The owner of NBCUniversal and one of the nation’s largest MSOs enjoyed an Olympic boost to its revenue in Q3, as Comcast Corp. beat the consensus estimates of Wall Street analysts.
Investors went into sell mode, however, and shares of CMCSA were down 2.4% in midday trading. At the closing bell, Comcast shares were down 3%, to $62.56.
Consolidated Revenue increased 14.2% in Q3, to $21.3 billion. This includes $1.6 billion of revenue generated by the broadcast of the 2016 Rio Olympics during the quarter, of which $1.2 billion is related to advertising revenue.
Even excluding the Olympics, consolidated revenue increased 5.5% — a good sign for Comcast come Q3 2017, making year-to-year comps a bit more favorable.
Operating income grew 11%, from $4 billion to $4.44 billion. Net income increased from $2 billion (80 cents per share) to $2.24 billion (92 cents). This beat analysts’ consensus estimate of 91 cents per share.
So why did Comcast shares fall following the release of a relatively good Q3?
Cash flow issues could be the answer.
Net Cash Provided by Operating Activities decreased 17.4%, to $4.1 billion, in Q3, while Free Cash Flow (FCF) slumped 48.5%, to $1.4 billion. Comcast said the fall in FCF is tied to higher working capital tied to the Summer Olympics coverage from Rio de Janeiro. An increase in capital expenditures is also to blame for the dip in FCF, with “a higher level of investment in scalable infrastructure to increase network capacity,” in addition to increased dollars put toward its Xfinity WiFi gateways and X1 platform.
NBCUniversal’s capital expenditures increased 16.3%, to $336 million, thanks to increased spending at its theme parks, which now include Universal Studios Japan.
For the nine months ended Sept. 30, net cash fell 2.3%, to $13.5 billion, compared to the first three quarters of 2015. At the same time, free cash flow dipped 23.8%, to $5.6 billion.
CABLE STILL STRONG
Yes, “cord-cutters” exist and they are a concern for cable service providers such as Comcast.
But Comcast is quite healthy with its cable revenue, and “video” consumers — a.k.a. people who have Comcast cable services — are driving the segment’s revenue.

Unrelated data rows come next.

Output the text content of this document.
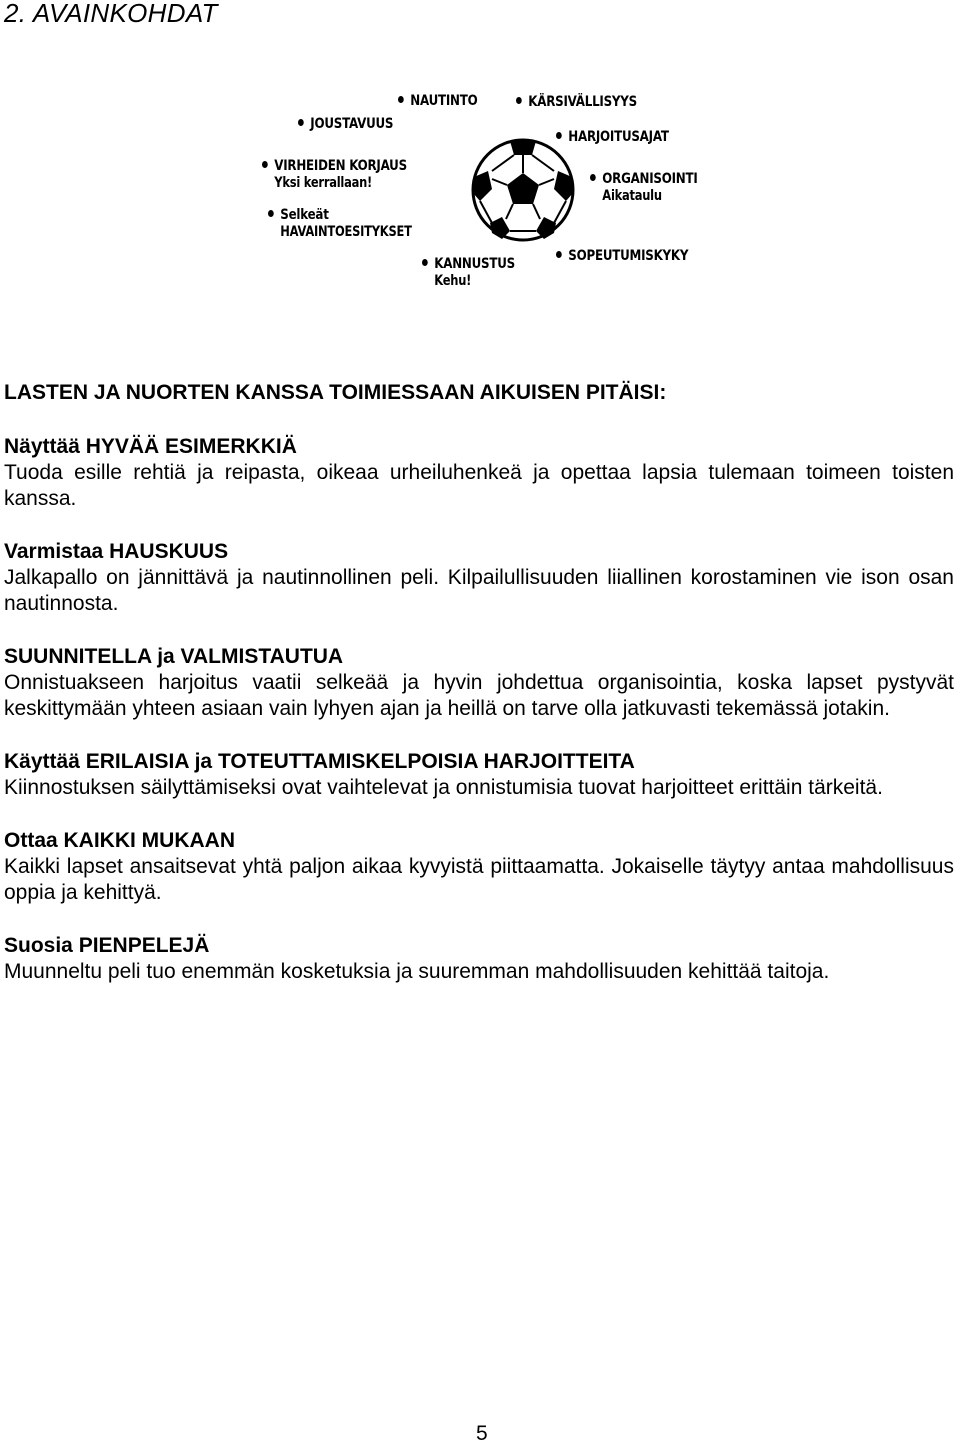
2. AVAINKOHDAT
NAUTINTO	KÄRSIVÄLLISYYS
JOUSTAVUUS
HARJOITUSAJAT
VIRHEIDEN KORJAUS
Yksi kerrallaan!	ORGANISOINTI
Aikataulu
Selkeät
HAVAINTOESITYKSET
SOPEUTUMISKYKY
KANNUSTUS
Kehu!
LASTEN JA NUORTEN KANSSA TOIMIESSAAN AIKUISEN PITÄISI:

Näyttää HYVÄÄ ESIMERKKIÄ

Tuoda esille rehtiä ja reipasta, oikeaa urheiluhenkeä ja opettaa lapsia tulemaan toimeen toisten kanssa.

Varmistaa HAUSKUUS

Jalkapallo on jännittävä ja nautinnollinen peli. Kilpailullisuuden liiallinen korostaminen vie ison osan nautinnosta.

SUUNNITELLA ja VALMISTAUTUA

Onnistuakseen harjoitus vaatii selkeää ja hyvin johdettua organisointia, koska lapset pystyvät keskittymään yhteen asiaan vain lyhyen ajan ja heillä on tarve olla jatkuvasti tekemässä jotakin.

Käyttää ERILAISIA ja TOTEUTTAMISKELPOISIA HARJOITTEITA

Kiinnostuksen säilyttämiseksi ovat vaihtelevat ja onnistumisia tuovat harjoitteet erittäin tärkeitä.

Ottaa KAIKKI MUKAAN

Kaikki lapset ansaitsevat yhtä paljon aikaa kyvyistä piittaamatta. Jokaiselle täytyy antaa mahdollisuus oppia ja kehittyä.

Suosia PIENPELEJÄ

Muunneltu peli tuo enemmän kosketuksia ja suuremman mahdollisuuden kehittää taitoja.

5
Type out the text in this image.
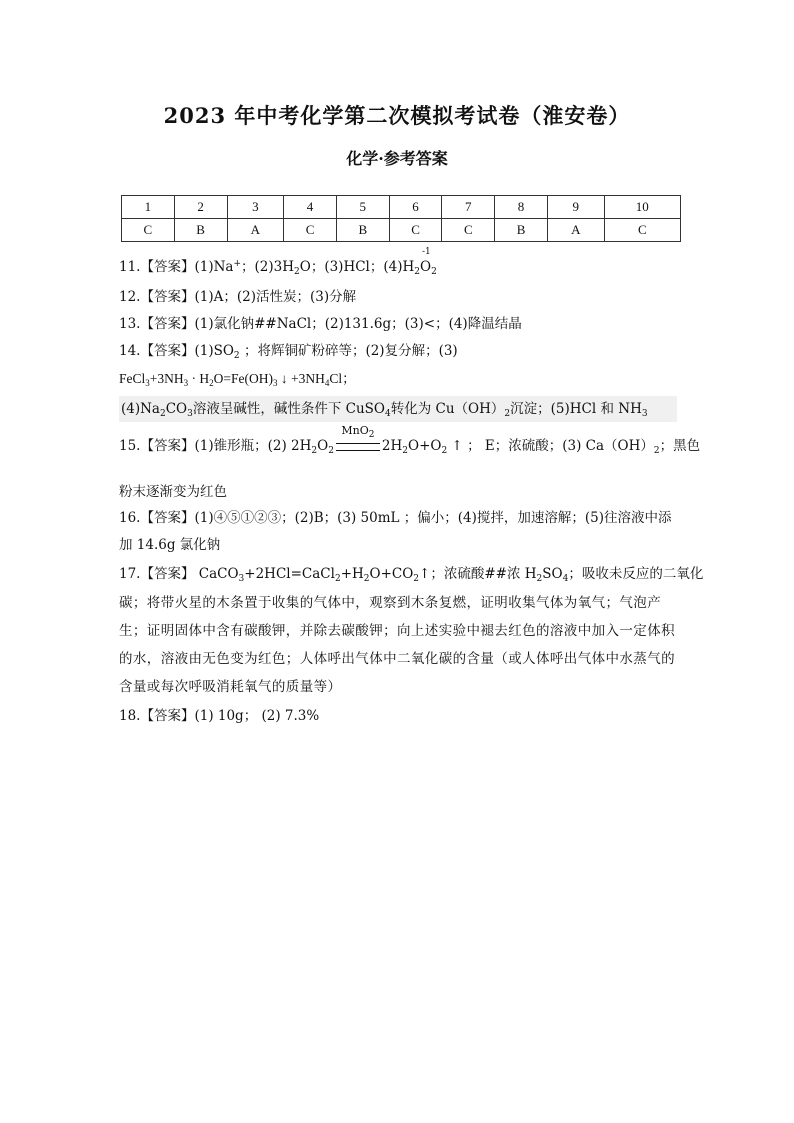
2023 年中考化学第二次模拟考试卷（淮安卷）
化学·参考答案
1	2	3	4	5	6	7	8	9	10
C	B	A	C	B	C	C	B	A	C
11.【答案】(1)Na+；$(2)3H_2O$；(3)HCl；$(4)H_2$
-1
$O_2$
12.【答案】(1)A；(2)活性炭；(3)分解
13.【答案】(1)氯化钠##NaCl；(2)131.6g；(3)<；(4)降温结晶
14.【答案】$(1)SO_2$ ；将辉铜矿粉碎等；(2)复分解；(3)
$FeCl_3+3NH_3 \cdot H_2O=Fe(OH)_3$ ↓ $+3NH_4Cl$；
$(4)Na_2CO_3$溶液呈碱性，碱性条件下 CuSO$_4$转化为 $Cu(OH)_2$沉淀；(5)HCl 和 $NH_3$
15.【答案】(1)锥形瓶；(2) $2H_2O_2$
MnO$_2$
$2H_2O+O_2$ ↑ ； E；浓硫酸；(3) $Ca(OH)_2$；黑色
粉末逐渐变为红色
16.【答案】(1)④⑤①②③；(2)B；(3) 50mL ；偏小；(4)搅拌，加速溶解；(5)往溶液中添
加 14.6g 氯化钠
17.【答案】 $CaCO_3+2HCl=CaCl_2+H_2O+CO_2↑$；浓硫酸##浓 $H_2SO_4$；吸收未反应的二氧化
碳；将带火星的木条置于收集的气体中，观察到木条复燃，证明收集气体为氧气；气泡产生；证明固体中含有碳酸钾，并除去碳酸钾；向上述实验中褪去红色的溶液中加入一定体积的水，溶液由无色变为红色；人体呼出气体中二氧化碳的含量（或人体呼出气体中水蒸气的含量或每次呼吸消耗氧气的质量等）
18.【答案】(1) 10g； (2) 7.3%
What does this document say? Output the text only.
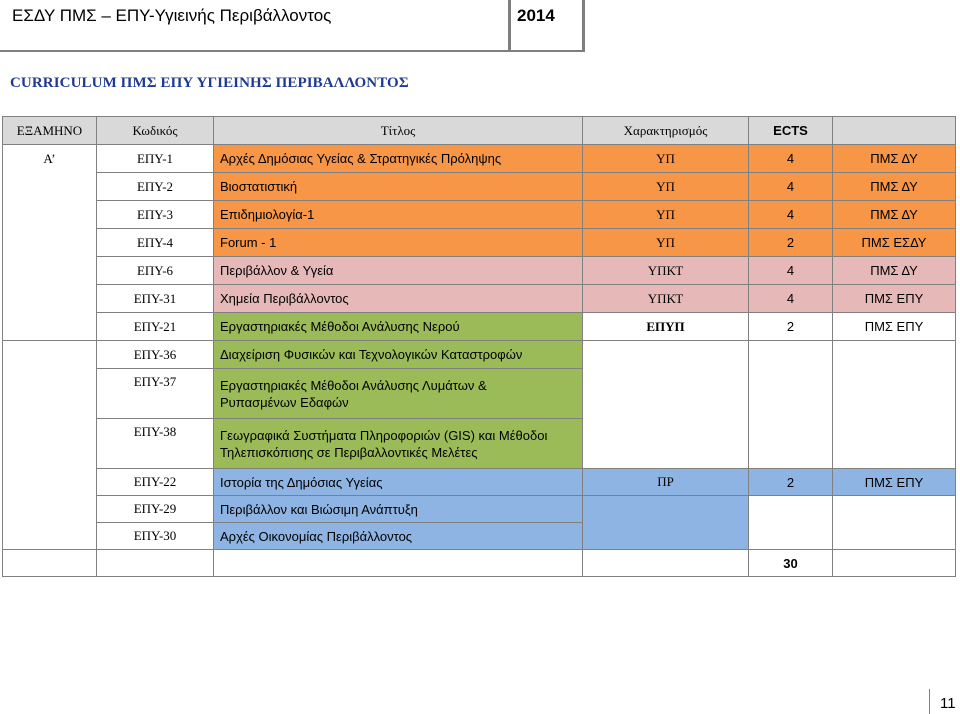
ΕΣΔΥ ΠΜΣ – ΕΠΥ-Υγιεινής Περιβάλλοντος	2014
CURRICULUM ΠΜΣ ΕΠΥ ΥΓΙΕΙΝΗΣ ΠΕΡΙΒΑΛΛΟΝΤΟΣ
ΕΞΑΜΗΝΟ	Κωδικός	Τίτλος	Χαρακτηρισμός	ECTS	
Α’	ΕΠΥ-1	Αρχές Δημόσιας Υγείας & Στρατηγικές Πρόληψης	ΥΠ	4	ΠΜΣ ΔΥ
	ΕΠΥ-2	Βιοστατιστική	ΥΠ	4	ΠΜΣ ΔΥ
	ΕΠΥ-3	Επιδημιολογία-1	ΥΠ	4	ΠΜΣ ΔΥ
	ΕΠΥ-4	Forum - 1	ΥΠ	2	ΠΜΣ ΕΣΔΥ
	ΕΠΥ-6	Περιβάλλον & Υγεία	ΥΠΚΤ	4	ΠΜΣ ΔΥ
	ΕΠΥ-31	Χημεία Περιβάλλοντος	ΥΠΚΤ	4	ΠΜΣ ΕΠΥ
	ΕΠΥ-21	Εργαστηριακές Μέθοδοι Ανάλυσης Νερού	ΕΠΥΠ	2	ΠΜΣ ΕΠΥ
	ΕΠΥ-36	Διαχείριση Φυσικών και Τεχνολογικών Καταστροφών			
	ΕΠΥ-37	Εργαστηριακές Μέθοδοι Ανάλυσης Λυμάτων &
Ρυπασμένων Εδαφών			
	ΕΠΥ-38	Γεωγραφικά Συστήματα Πληροφοριών (GIS) και Μέθοδοι
Τηλεπισκόπισης σε Περιβαλλοντικές Μελέτες			
	ΕΠΥ-22	Ιστορία της Δημόσιας Υγείας	ΠΡ	2	ΠΜΣ ΕΠΥ
	ΕΠΥ-29	Περιβάλλον και Βιώσιμη Ανάπτυξη			
	ΕΠΥ-30	Αρχές Οικονομίας Περιβάλλοντος			
				30	
11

Total Cable Communications Revenue increased by 6.9%, to $12.56 billion. This was paced by Video revenue, which jumped 4.5% in Q3, to $5.59 billion. High Speed Internet is seeing faster growth, however, with revenue up 8% year-over-year in Q3, to $3.41 billion.
If investors had any reason for concern, it would be in its growth rate of the cable segment’s core Video business. A net addition of just 32,000 was seen by Comcast for video customers in Q3. But, that beat analyst expectations. By comparison, high-speed internet customers accounted for a net addition of 330,000 customers.
Meanwhile, “Triple Play” customers again outnumber that of double-product or single-product customers, a sign that bundling options are popular with Comcast’s clientele. But growth of triple-product consumers is tepid, with just 4,000 additional subscribers year-over-year seen by Comcast.
TV FUELED BY RIO GAMES
Blame it on Rio, and that’s a good thing: Broadcast television revenue soared by 56.6% in Q3, to $3.09 billion, as Cable Networks revenue jumped 22%, to $2.94 billion.
Excluding the Olympics and Super Bowl 50, broadcast television revenue dipped by 3.6% year-over-year in Q3 — another sign of weakness that investors may be reacting to.
NBCUniversal’s cable networks fared better, with quarterly revenue minus the Olympics up 4.1%, to $2.51 billion.
STUDIO SLUMP THE ROOT OF STOCK SLIDE?
Comcast, like Viacom, has a Hollywood studio with a profit problem.
NBCUniversal’s Filmed Entertainment unit, which includes Universal Studios, saw Q3 revenue fall by 7.9%, to $1.79 billion.
The quarter was paced by the animated feature The Secret Life of Pets, which according to BoxOfficeMojo.com has grossed $366.2 million on a budget of $75 million since its release 12 weeks ago.